Al igual que Boris Vian, de quien puedo afirmar, con el fervor de un adepto, que su obra entera está verdaderamente poblada de jazz, Julio Cortázar atiborró, literalmente y en el buen sentido de la palabra, gran parte de sus textos, de jazz y de blues. El interés de Cortázar en estas formas nace de la convicción de que el jazz es la única música que se asemeja a la noción de escritura automática. Metido de lleno en la lectura de autores como Breton, Crevel y Aragon, Cortázar convirtió el jazz en un equivalente musical del surrealismo.
Leer de nuevo o por primera vez El Perseguidor, texto extraño y magnífico incluido en los relatos de Las Armas Secretas, es penetrar en la literatura sonora, sombría y sórdida, por qué no decirlo, del universo noctámbulo del jazz, con aires de tabaco, de soledad y de cierta desesperanza conformista que hace pensar en el lamento del blues urbano. Cortázar esculpe involuntariamente un estilo de escritura similar a un estándar de jazz: una línea melódica elaborada sobre una sucesión de acordes que se construyen a voluntad.
Profundizar en la literatura de Cortázar es escuchar el sonido oscuro y penetrante del auténtico canto afronorteamericano, que envuelve el recorrido de sus personajes a la manera de una música para filmes. Hago un paréntesis y cito, como ejemplo, la música de Miles Davis en el filme Ascenseur pour l’échafaud (Ascensor hacia el patíbulo) de Louis Malle, o la banda sonora de Herbie Hancock para el filme de Bertrand Tavernier Round Midnight. Cualquiera de estos dos filmes carecería de sentido si la música estuviera ausente.
De aquí de allá y de todos lados
La obra mayor de Cortázar es sin lugar a dudas Rayuela. Con precaución me atrevería a opinar que en ella se encuentra el viaje más fascinante que la literatura hispanoamericana haya consagrado indirectamente a la historia del jazz. Un texto que, pasando de la novela al ensayo, de la reflexión a la acción, lleva en sí esa música imperecedera que acompaña y condiciona la escritura hasta convertirla en un catálogo discográfico digno de confianza para el amante del jazz, o para el neófito que sienta el deseo de iniciarse.
Cortázar nos lleva por la voz brumosa y melancólica de Bessie Smith (la emperatriz del blues) cantando I wanna be somebody’s baby doll; nos hace sentir la necesidad de respirar hondo como Colemans Hawkins antes de atacar una melodía, al igual que respira uno de sus personajes cuando se digna explicar un verso oscuro a otro.
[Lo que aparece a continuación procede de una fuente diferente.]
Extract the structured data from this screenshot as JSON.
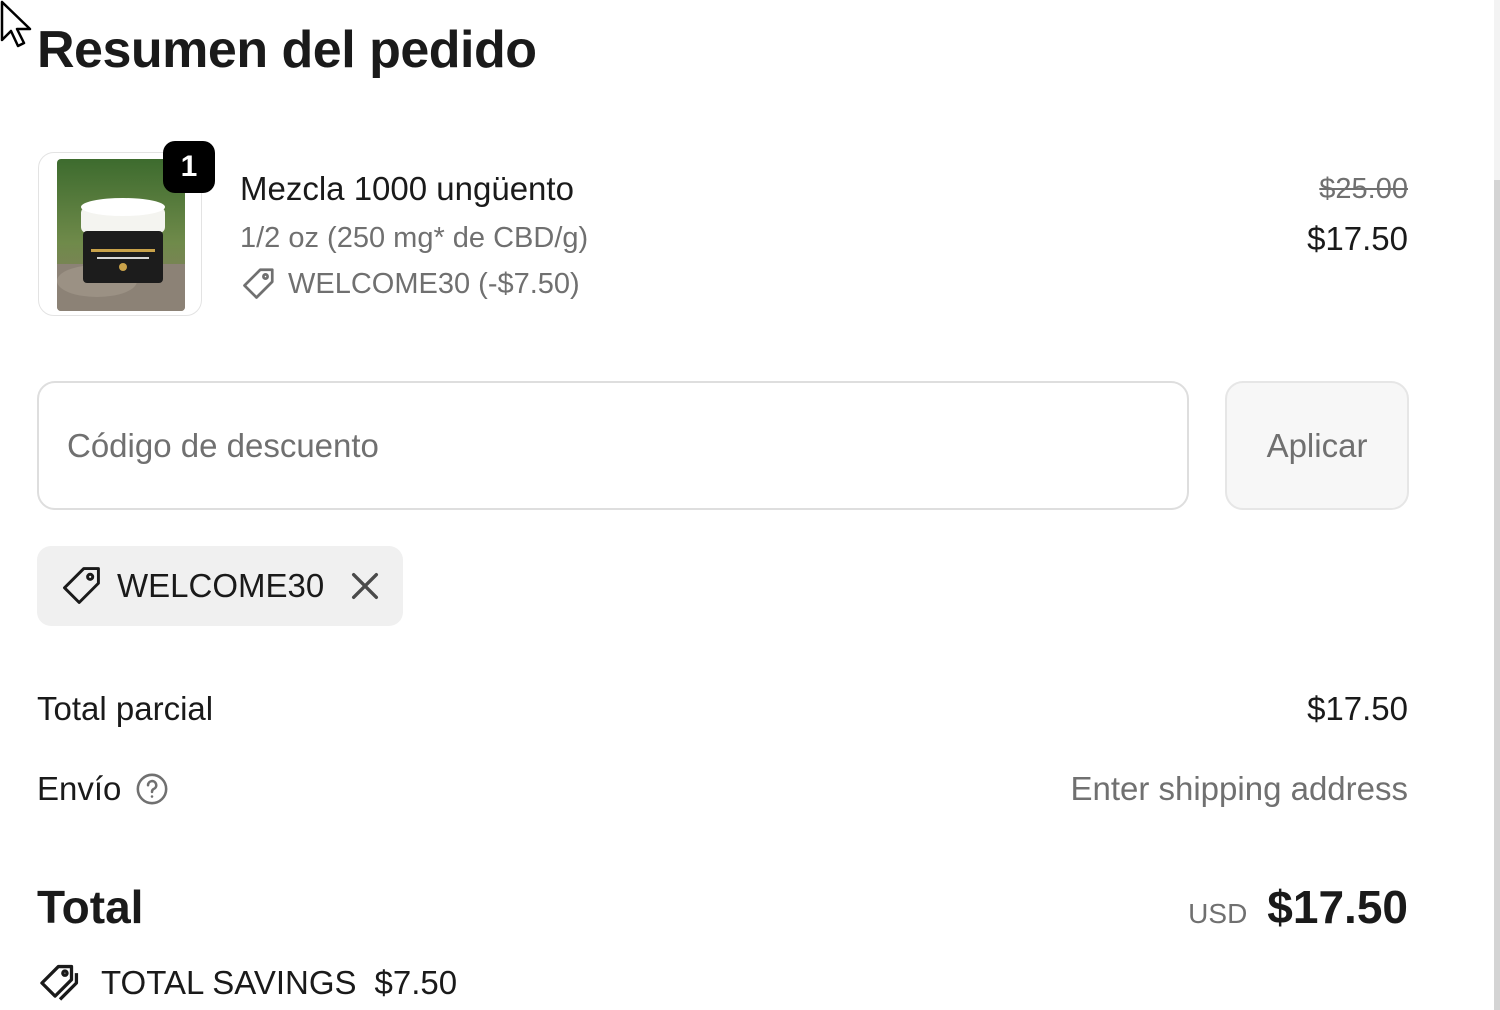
{
  "summary": {
    "title": "Resumen del pedido"
  },
  "line_item": {
    "quantity": "1",
    "name": "Mezcla 1000 ungüento",
    "variant": "1/2 oz (250 mg* de CBD/g)",
    "discount_text": "WELCOME30 (-$7.50)",
    "original_price": "$25.00",
    "final_price": "$17.50"
  },
  "discount": {
    "placeholder": "Código de descuento",
    "apply_label": "Aplicar",
    "applied_code": "WELCOME30"
  },
  "totals": {
    "subtotal_label": "Total parcial",
    "subtotal_value": "$17.50",
    "shipping_label": "Envío",
    "shipping_value": "Enter shipping address",
    "total_label": "Total",
    "currency": "USD",
    "total_value": "$17.50",
    "savings_label": "TOTAL SAVINGS",
    "savings_value": "$7.50"
  },
  "colors": {
    "text": "#1a1a1a",
    "muted": "#707070",
    "badge": "#000000",
    "chip_bg": "#f0f0f0"
  }
}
Nos hace renunciar a seguir los juegos de Dizzi Gillespie sin red en el trapecio más alto… El capitulo 17, que muestra su admiración por Louis Armstrong, es de todas las alusiones que existen en Rayuela, el canto al jazz más apasionado y conciso.
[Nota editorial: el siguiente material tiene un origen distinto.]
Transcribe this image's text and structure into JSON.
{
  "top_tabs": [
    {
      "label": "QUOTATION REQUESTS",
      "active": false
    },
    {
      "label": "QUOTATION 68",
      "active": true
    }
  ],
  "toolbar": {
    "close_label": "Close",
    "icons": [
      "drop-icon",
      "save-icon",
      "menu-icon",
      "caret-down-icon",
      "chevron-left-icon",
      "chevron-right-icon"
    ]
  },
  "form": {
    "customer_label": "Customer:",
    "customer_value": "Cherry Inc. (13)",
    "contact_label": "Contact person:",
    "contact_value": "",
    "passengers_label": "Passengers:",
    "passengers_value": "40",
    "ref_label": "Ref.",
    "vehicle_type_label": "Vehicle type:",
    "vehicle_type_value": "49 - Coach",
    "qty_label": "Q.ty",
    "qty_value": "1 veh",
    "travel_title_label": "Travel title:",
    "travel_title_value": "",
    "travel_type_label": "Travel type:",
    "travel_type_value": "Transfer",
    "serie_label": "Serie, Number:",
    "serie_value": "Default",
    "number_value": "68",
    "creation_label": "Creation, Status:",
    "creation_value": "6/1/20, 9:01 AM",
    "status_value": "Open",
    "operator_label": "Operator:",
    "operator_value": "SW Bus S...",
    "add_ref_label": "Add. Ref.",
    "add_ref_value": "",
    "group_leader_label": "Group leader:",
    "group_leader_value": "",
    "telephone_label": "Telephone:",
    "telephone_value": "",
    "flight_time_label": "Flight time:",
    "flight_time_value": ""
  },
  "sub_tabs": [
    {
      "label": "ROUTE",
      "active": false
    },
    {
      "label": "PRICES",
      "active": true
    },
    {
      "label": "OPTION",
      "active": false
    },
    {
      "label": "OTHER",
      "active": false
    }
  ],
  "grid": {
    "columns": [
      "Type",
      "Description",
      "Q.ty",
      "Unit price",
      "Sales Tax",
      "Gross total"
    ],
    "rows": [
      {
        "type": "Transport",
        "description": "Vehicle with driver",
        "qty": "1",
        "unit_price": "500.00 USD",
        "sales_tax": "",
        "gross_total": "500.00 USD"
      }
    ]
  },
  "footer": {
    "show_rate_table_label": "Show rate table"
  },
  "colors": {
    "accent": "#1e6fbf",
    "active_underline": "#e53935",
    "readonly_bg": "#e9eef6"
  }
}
Rayuela es una novela escrita sin precipitación a lo largo de varios años en París. Cuando es publicada por primera vez en 1963, Julio Cortázar tiene 50 años, y 12 de vivir en la capital francesa. La obra está dividida en dos grandes partes: Del lado de allá (situada en París) y Del lado de acá (el personaje ha vuelto a Buenos Aires). A éstas se añade una tercera parte, De otros lados (llenos de material textual, citas bibliográficas y autocríticas atribuidas a uno de sus personajes). El contraste musical entre las últimas partes y la primera salta durante la lectura. El jazz que inunda los hechos acontecidos en París es más escaso en el Buenos Aires del tango.